On Thursday, Robert stayed in Atlanta to deal with the movers while I drove south to Savannah, where yet another real-estate transaction was due to take place Friday. In retrospect, the drive seems to have been made to the strains of American Pie interspersed with heartbreaking accounts of people roaming the WTC precincts, looking for missing loved ones. With no warning, I found myself trembling from time to time, my hands clutching the steering wheel. I may be oversimplifying the soundtrack, but I recall clearly that the drive was so distressing and distracting that at one point I was stopped for doing 95 on I-16.
When I got to Savannah and situated myself (and the two Siamese cats who'd ridden south with me) in a rental apartment on Monterey Square, I remembered that a long-time business colleague thought I was in NYC at the Marriott. I'd been so busy since the towers fell that I'd forgotten to call and say I hadn't gone after all, and he couldn't call me because the phone company had mistakenly cut off our landline a few days early and we'd just gotten new cell phones with numbers he didn't know. Feeling guilty, I called his house. His wife answered and said he was incommunicado on a hunting trip in Upper Michigan but that she'd tell him when he got back. I thanked her and, as all of us were doing during those dark days, started to say how tragic what had happened was. She interrupted me and said that, no, it was God's will, that all of those people on those hijacked planes, all the people in the ruined buildings, had done something that made them deserving of what happened.
I was so shocked, I hung up and vowed never to have anything else to do with her again, which meant I had to forgo the once-and-former business colleague as well, but such is life. I'd had breakfasts on the ground floor of the Marriott, looking across the plaza at the towers. I'd been in both those towers in meetings. I'd done business dinners at Windows on the World on the 107th floor of the North Tower - the food wasn't that great, but the views were incredible and the people nice.

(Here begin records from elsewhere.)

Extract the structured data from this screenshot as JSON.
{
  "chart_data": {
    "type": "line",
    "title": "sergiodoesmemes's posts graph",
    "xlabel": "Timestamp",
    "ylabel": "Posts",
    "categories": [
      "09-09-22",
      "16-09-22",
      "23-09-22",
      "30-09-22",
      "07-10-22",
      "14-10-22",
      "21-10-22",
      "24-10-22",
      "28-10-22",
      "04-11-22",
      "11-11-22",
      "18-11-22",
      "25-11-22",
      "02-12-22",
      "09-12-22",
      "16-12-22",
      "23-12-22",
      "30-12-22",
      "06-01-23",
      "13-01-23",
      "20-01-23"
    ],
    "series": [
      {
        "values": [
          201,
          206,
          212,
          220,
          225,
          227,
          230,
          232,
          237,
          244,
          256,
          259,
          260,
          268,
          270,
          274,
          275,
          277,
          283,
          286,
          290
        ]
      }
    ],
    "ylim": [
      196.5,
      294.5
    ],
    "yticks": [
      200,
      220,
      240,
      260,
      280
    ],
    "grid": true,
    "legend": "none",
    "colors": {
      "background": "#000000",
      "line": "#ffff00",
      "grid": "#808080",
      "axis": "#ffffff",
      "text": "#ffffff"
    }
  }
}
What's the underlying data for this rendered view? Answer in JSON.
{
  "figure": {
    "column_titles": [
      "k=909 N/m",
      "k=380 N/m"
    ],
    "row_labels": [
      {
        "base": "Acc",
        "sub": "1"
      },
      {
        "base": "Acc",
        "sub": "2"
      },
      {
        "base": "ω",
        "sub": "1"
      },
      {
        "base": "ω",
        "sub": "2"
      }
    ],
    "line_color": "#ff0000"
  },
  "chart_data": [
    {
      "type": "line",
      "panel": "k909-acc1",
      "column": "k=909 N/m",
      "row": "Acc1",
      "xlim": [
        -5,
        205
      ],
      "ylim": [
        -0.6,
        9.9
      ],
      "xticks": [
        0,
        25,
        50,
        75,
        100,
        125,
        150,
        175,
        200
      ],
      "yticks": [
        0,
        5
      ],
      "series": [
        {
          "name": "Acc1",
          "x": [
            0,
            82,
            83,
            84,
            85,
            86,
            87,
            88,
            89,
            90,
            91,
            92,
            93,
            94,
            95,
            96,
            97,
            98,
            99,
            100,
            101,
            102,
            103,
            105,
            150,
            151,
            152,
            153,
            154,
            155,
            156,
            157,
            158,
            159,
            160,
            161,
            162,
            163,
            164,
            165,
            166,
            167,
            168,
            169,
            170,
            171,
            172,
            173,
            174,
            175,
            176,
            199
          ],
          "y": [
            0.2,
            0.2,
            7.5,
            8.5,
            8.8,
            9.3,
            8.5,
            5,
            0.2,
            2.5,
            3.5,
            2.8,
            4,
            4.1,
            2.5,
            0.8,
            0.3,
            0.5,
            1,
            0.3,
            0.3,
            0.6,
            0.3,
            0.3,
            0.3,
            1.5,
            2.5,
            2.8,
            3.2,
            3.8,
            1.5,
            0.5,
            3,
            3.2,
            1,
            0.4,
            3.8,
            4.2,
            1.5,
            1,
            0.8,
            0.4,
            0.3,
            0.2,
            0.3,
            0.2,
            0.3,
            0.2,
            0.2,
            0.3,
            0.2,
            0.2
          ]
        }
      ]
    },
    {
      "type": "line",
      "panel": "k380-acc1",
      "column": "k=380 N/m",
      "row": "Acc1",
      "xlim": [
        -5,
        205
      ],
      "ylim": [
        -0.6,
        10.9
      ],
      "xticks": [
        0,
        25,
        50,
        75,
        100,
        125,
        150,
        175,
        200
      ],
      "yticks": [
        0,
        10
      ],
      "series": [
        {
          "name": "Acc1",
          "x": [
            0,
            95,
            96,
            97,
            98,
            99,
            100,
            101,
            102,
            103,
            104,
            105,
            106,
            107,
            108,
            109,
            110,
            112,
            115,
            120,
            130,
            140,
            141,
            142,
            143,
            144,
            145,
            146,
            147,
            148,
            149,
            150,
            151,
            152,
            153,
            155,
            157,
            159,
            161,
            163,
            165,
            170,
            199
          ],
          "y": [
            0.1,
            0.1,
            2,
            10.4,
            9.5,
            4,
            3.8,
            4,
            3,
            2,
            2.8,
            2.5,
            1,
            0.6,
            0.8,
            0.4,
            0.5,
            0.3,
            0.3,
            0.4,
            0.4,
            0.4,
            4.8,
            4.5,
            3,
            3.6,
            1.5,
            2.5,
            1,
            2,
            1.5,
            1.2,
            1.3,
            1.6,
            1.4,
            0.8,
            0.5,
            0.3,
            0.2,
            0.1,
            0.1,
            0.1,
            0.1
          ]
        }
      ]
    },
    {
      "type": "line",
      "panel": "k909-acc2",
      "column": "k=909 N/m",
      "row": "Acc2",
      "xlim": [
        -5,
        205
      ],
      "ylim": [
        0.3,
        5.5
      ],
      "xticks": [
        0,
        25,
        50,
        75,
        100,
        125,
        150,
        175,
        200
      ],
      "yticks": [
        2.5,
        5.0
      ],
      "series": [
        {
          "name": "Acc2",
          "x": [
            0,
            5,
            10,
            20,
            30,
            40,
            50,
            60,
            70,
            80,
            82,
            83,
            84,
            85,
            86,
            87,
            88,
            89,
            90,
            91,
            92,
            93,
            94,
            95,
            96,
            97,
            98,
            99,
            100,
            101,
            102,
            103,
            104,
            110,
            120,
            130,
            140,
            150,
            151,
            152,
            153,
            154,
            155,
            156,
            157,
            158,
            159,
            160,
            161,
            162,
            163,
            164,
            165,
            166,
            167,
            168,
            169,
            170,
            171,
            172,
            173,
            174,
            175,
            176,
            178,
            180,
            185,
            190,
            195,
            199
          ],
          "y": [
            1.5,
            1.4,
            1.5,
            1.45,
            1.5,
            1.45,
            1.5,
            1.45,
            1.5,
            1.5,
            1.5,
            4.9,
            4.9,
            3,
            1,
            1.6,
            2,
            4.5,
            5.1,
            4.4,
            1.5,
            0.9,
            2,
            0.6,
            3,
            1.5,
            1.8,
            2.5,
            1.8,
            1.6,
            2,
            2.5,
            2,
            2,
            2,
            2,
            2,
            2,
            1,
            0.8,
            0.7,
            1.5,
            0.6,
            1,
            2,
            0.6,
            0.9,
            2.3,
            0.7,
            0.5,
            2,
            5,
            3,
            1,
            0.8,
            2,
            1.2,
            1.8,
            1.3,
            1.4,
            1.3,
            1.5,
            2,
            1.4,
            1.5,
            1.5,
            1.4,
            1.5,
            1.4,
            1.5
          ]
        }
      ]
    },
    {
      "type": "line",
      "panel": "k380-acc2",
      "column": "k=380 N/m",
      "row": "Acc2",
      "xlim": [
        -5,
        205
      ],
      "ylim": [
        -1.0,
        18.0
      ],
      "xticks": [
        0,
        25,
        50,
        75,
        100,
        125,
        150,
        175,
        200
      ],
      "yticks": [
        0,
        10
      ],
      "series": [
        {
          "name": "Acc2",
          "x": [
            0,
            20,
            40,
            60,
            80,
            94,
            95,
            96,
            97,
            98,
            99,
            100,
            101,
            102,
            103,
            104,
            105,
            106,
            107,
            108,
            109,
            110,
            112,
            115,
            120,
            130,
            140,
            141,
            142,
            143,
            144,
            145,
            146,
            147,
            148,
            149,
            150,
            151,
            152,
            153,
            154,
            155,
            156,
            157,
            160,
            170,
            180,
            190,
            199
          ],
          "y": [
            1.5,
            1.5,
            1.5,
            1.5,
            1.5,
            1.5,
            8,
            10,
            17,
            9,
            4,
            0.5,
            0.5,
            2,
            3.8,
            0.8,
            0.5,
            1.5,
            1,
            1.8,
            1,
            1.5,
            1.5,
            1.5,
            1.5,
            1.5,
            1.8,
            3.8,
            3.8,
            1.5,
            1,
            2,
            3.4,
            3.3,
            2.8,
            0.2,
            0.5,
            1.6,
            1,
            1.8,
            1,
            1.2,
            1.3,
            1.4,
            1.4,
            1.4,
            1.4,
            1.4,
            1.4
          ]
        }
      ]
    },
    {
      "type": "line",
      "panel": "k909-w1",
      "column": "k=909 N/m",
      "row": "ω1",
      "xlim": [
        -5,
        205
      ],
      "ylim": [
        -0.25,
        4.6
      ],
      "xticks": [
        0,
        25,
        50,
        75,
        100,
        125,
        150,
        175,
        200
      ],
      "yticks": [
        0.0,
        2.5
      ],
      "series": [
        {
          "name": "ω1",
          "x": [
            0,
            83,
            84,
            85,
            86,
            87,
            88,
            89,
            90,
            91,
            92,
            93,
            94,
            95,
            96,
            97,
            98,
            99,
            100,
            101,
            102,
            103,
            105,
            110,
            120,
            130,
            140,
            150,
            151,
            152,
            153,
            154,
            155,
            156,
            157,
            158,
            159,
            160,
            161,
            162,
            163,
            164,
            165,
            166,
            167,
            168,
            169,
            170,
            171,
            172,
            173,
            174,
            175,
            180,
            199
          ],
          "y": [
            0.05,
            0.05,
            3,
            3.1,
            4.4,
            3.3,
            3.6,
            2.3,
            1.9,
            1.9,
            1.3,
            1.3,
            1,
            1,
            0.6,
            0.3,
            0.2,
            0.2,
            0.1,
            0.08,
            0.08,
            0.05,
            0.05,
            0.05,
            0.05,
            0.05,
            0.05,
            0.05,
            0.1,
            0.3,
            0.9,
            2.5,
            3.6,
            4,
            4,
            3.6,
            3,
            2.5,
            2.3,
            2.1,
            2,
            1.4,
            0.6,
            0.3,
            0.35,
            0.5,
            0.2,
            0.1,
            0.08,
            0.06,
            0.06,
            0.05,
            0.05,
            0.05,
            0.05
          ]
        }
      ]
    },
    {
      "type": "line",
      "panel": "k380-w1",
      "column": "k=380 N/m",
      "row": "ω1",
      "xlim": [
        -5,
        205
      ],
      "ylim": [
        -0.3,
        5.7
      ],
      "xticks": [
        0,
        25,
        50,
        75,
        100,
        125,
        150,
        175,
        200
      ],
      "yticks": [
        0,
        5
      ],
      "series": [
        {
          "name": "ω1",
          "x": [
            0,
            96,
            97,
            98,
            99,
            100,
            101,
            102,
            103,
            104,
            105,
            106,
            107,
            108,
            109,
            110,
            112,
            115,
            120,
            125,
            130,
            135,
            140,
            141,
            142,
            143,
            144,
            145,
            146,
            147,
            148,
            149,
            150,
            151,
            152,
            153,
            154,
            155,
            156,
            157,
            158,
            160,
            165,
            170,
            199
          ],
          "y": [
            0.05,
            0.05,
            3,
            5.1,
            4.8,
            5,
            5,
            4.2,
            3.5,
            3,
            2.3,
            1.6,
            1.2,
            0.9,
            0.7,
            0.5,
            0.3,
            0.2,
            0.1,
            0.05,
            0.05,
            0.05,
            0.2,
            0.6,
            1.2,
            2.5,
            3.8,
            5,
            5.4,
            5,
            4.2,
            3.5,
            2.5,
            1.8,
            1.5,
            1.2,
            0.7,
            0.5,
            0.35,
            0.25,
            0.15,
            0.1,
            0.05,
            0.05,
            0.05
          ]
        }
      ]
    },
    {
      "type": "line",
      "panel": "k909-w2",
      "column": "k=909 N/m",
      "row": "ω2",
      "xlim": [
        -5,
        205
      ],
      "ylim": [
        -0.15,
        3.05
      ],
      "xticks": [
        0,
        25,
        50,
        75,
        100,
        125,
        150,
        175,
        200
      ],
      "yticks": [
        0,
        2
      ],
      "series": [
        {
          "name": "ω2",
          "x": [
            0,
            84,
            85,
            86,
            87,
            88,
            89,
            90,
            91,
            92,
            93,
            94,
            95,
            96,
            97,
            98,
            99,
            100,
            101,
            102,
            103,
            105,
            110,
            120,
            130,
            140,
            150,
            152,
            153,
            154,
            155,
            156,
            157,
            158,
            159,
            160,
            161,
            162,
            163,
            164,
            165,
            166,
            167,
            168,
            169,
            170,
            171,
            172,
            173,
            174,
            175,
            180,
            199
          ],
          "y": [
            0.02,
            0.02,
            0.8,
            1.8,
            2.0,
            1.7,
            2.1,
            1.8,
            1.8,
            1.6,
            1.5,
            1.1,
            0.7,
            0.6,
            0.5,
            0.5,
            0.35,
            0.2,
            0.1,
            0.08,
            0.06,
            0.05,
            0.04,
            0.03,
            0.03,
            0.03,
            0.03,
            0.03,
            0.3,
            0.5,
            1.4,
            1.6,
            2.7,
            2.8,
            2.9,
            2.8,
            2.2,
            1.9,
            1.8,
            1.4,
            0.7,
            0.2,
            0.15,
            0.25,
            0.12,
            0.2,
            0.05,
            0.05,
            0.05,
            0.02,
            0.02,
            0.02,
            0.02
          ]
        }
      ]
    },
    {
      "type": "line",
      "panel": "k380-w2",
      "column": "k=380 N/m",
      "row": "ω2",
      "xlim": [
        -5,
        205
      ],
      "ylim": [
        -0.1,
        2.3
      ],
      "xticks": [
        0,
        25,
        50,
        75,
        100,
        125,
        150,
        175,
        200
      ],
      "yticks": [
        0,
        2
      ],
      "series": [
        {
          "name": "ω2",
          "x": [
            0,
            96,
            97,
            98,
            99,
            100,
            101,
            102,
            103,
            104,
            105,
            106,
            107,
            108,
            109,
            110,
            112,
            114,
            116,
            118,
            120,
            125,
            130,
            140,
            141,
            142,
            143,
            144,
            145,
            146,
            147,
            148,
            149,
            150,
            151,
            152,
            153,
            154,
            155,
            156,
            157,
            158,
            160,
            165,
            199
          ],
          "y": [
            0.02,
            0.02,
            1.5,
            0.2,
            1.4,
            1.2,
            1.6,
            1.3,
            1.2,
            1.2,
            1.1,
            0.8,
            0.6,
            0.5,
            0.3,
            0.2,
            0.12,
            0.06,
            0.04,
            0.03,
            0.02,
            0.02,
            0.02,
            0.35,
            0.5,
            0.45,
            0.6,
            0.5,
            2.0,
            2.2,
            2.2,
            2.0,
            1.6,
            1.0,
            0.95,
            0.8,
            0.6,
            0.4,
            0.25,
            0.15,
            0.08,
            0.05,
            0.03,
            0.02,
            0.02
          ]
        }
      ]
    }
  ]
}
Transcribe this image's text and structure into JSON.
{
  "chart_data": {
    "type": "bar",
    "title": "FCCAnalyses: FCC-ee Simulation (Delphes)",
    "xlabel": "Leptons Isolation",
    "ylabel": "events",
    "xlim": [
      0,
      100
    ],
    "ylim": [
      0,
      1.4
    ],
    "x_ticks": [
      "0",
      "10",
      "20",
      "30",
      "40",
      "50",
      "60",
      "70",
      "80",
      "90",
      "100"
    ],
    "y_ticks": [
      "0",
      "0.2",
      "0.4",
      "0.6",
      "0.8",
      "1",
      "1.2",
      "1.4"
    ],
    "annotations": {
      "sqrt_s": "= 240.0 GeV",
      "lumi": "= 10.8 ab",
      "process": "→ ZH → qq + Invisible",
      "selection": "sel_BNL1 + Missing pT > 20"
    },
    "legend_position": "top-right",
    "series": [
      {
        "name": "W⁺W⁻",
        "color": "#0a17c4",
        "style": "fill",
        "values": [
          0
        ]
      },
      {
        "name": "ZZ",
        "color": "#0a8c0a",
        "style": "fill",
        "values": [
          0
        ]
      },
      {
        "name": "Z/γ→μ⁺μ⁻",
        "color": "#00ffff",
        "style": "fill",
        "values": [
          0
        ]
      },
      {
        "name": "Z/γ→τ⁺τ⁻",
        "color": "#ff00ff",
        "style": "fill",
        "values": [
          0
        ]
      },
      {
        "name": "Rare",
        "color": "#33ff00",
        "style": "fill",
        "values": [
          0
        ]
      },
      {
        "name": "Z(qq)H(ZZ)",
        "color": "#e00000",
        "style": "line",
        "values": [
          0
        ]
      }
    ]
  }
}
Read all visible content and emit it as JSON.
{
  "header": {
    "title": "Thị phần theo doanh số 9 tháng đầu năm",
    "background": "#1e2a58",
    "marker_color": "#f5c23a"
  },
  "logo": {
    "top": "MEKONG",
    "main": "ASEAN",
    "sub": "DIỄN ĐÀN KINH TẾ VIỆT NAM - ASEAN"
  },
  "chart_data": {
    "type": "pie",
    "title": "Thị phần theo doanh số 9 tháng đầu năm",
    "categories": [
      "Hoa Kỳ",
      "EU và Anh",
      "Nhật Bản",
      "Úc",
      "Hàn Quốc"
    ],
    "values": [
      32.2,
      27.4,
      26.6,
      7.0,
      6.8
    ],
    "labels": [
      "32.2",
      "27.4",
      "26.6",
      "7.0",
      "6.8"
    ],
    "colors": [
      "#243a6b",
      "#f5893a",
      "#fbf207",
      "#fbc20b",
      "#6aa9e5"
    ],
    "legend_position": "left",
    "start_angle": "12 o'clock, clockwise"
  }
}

That's my main memory of the area - the people I'd met, nice, smart, often-funny people. And that simpering ninny my colleague had had the poor judgment to marry had the gall to say they'd not only deserved to die but to do so in such a horrible and bizarre a fashion.
If anyone had told me, as I hung up that phone on 9/13/01, that one day, a decade and a half later, there'd be a Broadway musical celebrating anything about 9/11, I'd have been incredulous. But there is, and it isn't exploitative and it isn't sentimentalized and it does celebrate something worth celebrating about 9/11. Which is the fact that the huge airport at little Gander, Newfoundland, landed thirty-eight international flights ferrying over 7,000 scared, confused, sometimes hostile passengers and the people of Gander voluntarily took care of them for days, until U.S. air space reopened - and this while a hurricane was on its way.
The show's called Come From Away. It's been nominated for a 2017 Tony as Best New Musical. I haven't seen it yet, but its score is clever and, judging by the show album, the performances surprisingly well-defined given that a lot of parts are played by a handful of actors (a dozen as I recall).
The people of Gander were heroic in a stressful, potentially dangerous situation. It's good to be reminded nowadays that people are capable of amazing and amazingly inclusive actions in an emergency and that making the world around us "exclusive" for those who are just like us will not necessarily make it better or safer.